Qui ne dit mot consent, Alma Brami
Editeur : Mercure de FranceCollection : BleueNombre de pages : 165
Résumé : Émilie a suivi son mari à la campagne quand les enfants étaient encore petits, depuis ils ont grandi et quitté la maison. Dehors, il y a une vigne qui donne des raisins, il y a aussi une table en bois, des chaises, un banc, pour les petits déjeuners copieux, il y a des tommettes rouges dans le salon, un grand escalier qui mène à l'étage, et à l'étage, une chambre d'amis. Chaque famille a ses secrets. Que se passe-t-il dans cette maison au bout de la route du grand chêne?
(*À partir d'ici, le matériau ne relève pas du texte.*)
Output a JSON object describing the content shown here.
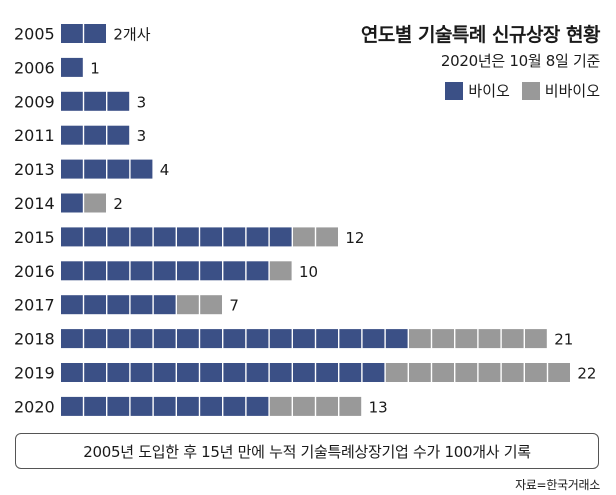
{
  "chart_data": {
    "type": "bar",
    "stacked": true,
    "orientation": "horizontal",
    "title": "연도별 기술특례 신규상장 현황",
    "subtitle": "2020년은 10월 8일 기준",
    "categories": [
      "2005",
      "2006",
      "2009",
      "2011",
      "2013",
      "2014",
      "2015",
      "2016",
      "2017",
      "2018",
      "2019",
      "2020"
    ],
    "series": [
      {
        "name": "바이오",
        "values": [
          2,
          1,
          3,
          3,
          4,
          1,
          10,
          9,
          5,
          15,
          14,
          9
        ]
      },
      {
        "name": "비바이오",
        "values": [
          0,
          0,
          0,
          0,
          0,
          1,
          2,
          1,
          2,
          6,
          8,
          4
        ]
      }
    ],
    "totals": [
      2,
      1,
      3,
      3,
      4,
      2,
      12,
      10,
      7,
      21,
      22,
      13
    ],
    "value_labels": [
      "2개사",
      "1",
      "3",
      "3",
      "4",
      "2",
      "12",
      "10",
      "7",
      "21",
      "22",
      "13"
    ],
    "colors": {
      "바이오": "#3b5086",
      "비바이오": "#999999"
    },
    "legend_position": "top-right"
  },
  "note": "2005년 도입한 후 15년 만에 누적 기술특례상장기업 수가 100개사 기록",
  "source": "자료=한국거래소"
}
Ce roman a été lu dans le cadre de l’opération « Exploration de la rentrée littéraire 2017 » organisée par lecteurs.com.
- Un petit extrait -
« Ça avait commencé quand les enfants étaient petits. Il avait besoin d’air, la ville l’angoissait. Le travail chérie, tu sais ce que c’est le travail ? J’ai besoin de rentrer chez moi, et de me ressourcer tu comprends ? Il avait bien fallu que je comprenne quand il avait mis en vente notre appartement pour acheter cette maison. On sera bien, il répétait, tu veux avoir un mari détendu, heureux, disponible ? Bien sûr que je voulais. Il ferait des allers-retours et on profiterait en famille le plus possible, ce serait merveilleux. Il m’avait dit chérie, j’attends de toi que tu me soutiennes, c’est pas facile pour moi non plus, tu sais. J’avais répondu je sais. On s’était installés ici début novembre. Dieu que la ville m’avait manqué. Notre petit appartement à côté de l’école des enfants, le bruit des voisins, les odeurs de nourriture dans la cage d’escalier. On s’habituera, je me persuadai, on construira des cabanes, on dormira à la belle étoile, on aura un potager. »
- Mon avis sur le livre -
Cela commence toujours à la gare. Invariablement le même sourire charmeur, la même prévenance délicate. L’éternel bouquet de fleurs, l’invariable visite guidée du village, le sempiternel trajet musical jusqu’à la maison. Commence alors l’installation de l’« invitée », officiellement conviée pour tenir compagnie à Emilie. Trois rôles à jouer. Deux acteurs immuables. Des comédiennes intérimaires qui ignorent la mise en scène. Emilie n’a pas envie d’apprendre à connaitre ces « amies sur mesure » qui accaparent toute l’attention de son mari durant le temps, plus ou moins long, que dure leur passage. Emilie ne souhaite qu’une seule chose : ne plus avoir à partager son homme avec d’autres, ne plus avoir à être polie et agréable avec ces convives indésirables. Mais Emilie accepte tout, supporte tout, attendant le jour où il comprendra enfin qu’elle suffit seule à son bonheur …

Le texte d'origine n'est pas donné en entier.